Forum Moderators: coopster
I put this command when I needed to insert into DB:
$inserirsql = "insert into USUARIOS values('','','','$nome','$sobrenome','$email',
'$endereco','$telefone','$cpf','$login',
PASSWORD('$senha1'))";
And It's working very well...
However, I need to validate this USER using your "login", and "senha" - but when the system try to validate this attributes with this:
$consulta = "SELECT * FROM USUARIOS WHERE (login=\"$login\")AND(senha=PASSWORD(\"$senha\"))";
He don't find anything...
What am I doing wrong?
Thanks!
My first suggestion to you would be to see if mysql is giving an error.
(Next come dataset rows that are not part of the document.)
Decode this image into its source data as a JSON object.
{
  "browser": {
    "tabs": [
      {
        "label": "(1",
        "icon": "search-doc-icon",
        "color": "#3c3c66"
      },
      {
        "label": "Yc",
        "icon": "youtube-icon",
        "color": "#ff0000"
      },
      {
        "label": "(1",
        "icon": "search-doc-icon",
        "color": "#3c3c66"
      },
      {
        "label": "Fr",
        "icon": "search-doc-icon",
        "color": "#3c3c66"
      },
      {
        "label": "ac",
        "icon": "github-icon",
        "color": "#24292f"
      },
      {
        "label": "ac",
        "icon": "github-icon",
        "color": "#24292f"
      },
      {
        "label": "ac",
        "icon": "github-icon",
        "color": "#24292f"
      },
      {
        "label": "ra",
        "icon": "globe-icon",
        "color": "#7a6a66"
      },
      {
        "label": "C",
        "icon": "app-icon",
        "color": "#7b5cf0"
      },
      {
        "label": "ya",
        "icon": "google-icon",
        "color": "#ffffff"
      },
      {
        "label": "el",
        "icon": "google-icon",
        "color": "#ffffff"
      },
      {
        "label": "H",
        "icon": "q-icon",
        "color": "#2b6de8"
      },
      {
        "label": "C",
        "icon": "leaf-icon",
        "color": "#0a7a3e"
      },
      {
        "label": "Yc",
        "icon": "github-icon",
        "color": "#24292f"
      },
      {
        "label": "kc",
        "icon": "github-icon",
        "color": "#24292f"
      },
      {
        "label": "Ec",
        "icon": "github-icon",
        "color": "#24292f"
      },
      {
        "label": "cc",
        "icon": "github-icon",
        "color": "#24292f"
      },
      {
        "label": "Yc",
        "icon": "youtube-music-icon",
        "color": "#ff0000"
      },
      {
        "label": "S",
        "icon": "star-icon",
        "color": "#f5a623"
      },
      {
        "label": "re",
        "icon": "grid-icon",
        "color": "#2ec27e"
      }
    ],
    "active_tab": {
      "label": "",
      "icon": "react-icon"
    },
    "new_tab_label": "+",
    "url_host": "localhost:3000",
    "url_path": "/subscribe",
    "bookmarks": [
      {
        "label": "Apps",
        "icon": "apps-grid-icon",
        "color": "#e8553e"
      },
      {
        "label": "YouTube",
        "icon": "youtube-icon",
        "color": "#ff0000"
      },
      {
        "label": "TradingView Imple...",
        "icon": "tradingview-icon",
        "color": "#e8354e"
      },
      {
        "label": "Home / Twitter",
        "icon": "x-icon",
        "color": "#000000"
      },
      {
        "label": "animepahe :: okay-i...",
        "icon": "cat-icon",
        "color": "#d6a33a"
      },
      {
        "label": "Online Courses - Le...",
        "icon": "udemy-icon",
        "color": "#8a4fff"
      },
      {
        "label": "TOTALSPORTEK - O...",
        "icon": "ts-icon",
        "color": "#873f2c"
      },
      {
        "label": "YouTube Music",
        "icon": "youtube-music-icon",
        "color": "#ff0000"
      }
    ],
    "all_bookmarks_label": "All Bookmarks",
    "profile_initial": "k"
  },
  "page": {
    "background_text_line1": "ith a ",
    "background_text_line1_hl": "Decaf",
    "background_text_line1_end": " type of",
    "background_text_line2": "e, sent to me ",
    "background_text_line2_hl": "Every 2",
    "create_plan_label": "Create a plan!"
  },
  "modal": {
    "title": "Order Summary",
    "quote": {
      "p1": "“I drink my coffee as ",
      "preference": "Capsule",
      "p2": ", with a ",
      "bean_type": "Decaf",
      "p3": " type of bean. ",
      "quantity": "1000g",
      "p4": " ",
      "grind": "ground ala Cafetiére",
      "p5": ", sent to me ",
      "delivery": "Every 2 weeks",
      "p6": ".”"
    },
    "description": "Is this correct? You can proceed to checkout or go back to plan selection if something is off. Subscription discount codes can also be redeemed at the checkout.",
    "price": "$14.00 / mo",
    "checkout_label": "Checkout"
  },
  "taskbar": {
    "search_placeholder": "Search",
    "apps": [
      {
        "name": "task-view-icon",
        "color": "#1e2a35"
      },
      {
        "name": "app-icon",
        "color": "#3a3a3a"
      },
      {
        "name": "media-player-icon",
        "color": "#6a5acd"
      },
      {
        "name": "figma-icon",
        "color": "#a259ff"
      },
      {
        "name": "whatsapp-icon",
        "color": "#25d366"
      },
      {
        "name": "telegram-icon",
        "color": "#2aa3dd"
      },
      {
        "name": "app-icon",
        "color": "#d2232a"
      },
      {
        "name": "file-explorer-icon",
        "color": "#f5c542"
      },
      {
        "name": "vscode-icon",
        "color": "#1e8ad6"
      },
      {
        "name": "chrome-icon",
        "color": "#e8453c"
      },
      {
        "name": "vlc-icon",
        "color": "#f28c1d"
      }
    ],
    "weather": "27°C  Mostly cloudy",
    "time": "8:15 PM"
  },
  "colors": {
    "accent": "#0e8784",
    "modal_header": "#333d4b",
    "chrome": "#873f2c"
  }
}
Try something like this:
$consulta = "SELECT * FROM USUARIOS WHERE (login=\"$login\")AND(senha=PASSWORD(\"$senha\"))";
mysql_query($consulta) or die(mysql_error());
I'm sorry about my English, but I'm from Brazil...
Lets go...
I did what you said, but the MySQL, didn't return a error, so I think that are wrong in the sintax, don't you think?
Because, when I put the valeu that is stored in the "senha" at MySQL, without the function PASSWORD, It's work...
Thanks
Note: The PASSWORD() function is used by the authentication system in MySQL Server; you should not use it in your own applications. For that purpose, consider MD5() or SHA1() instead. Also see RFC 2195 for more information about handling passwords and authentication securely in your applications.Resource:
[dev.mysql.com...]
I think you will find that a 32 character column for the password and the PHP md5() [php.net] function will suit fine for your applications. It is used quite often for many different types of applications.
Next, it's odd that you are not receiving an error. At first I was thinking that perhaps you got an error from the double quotation marks, depending on your server setup (if the ANSI_QUOTES SQL mode is enabled [dev.mysql.com]). But it may be something entirely different.
If you decide to stick with this route, we will help you troubleshoot but my advice at this point would be to change your encryption method.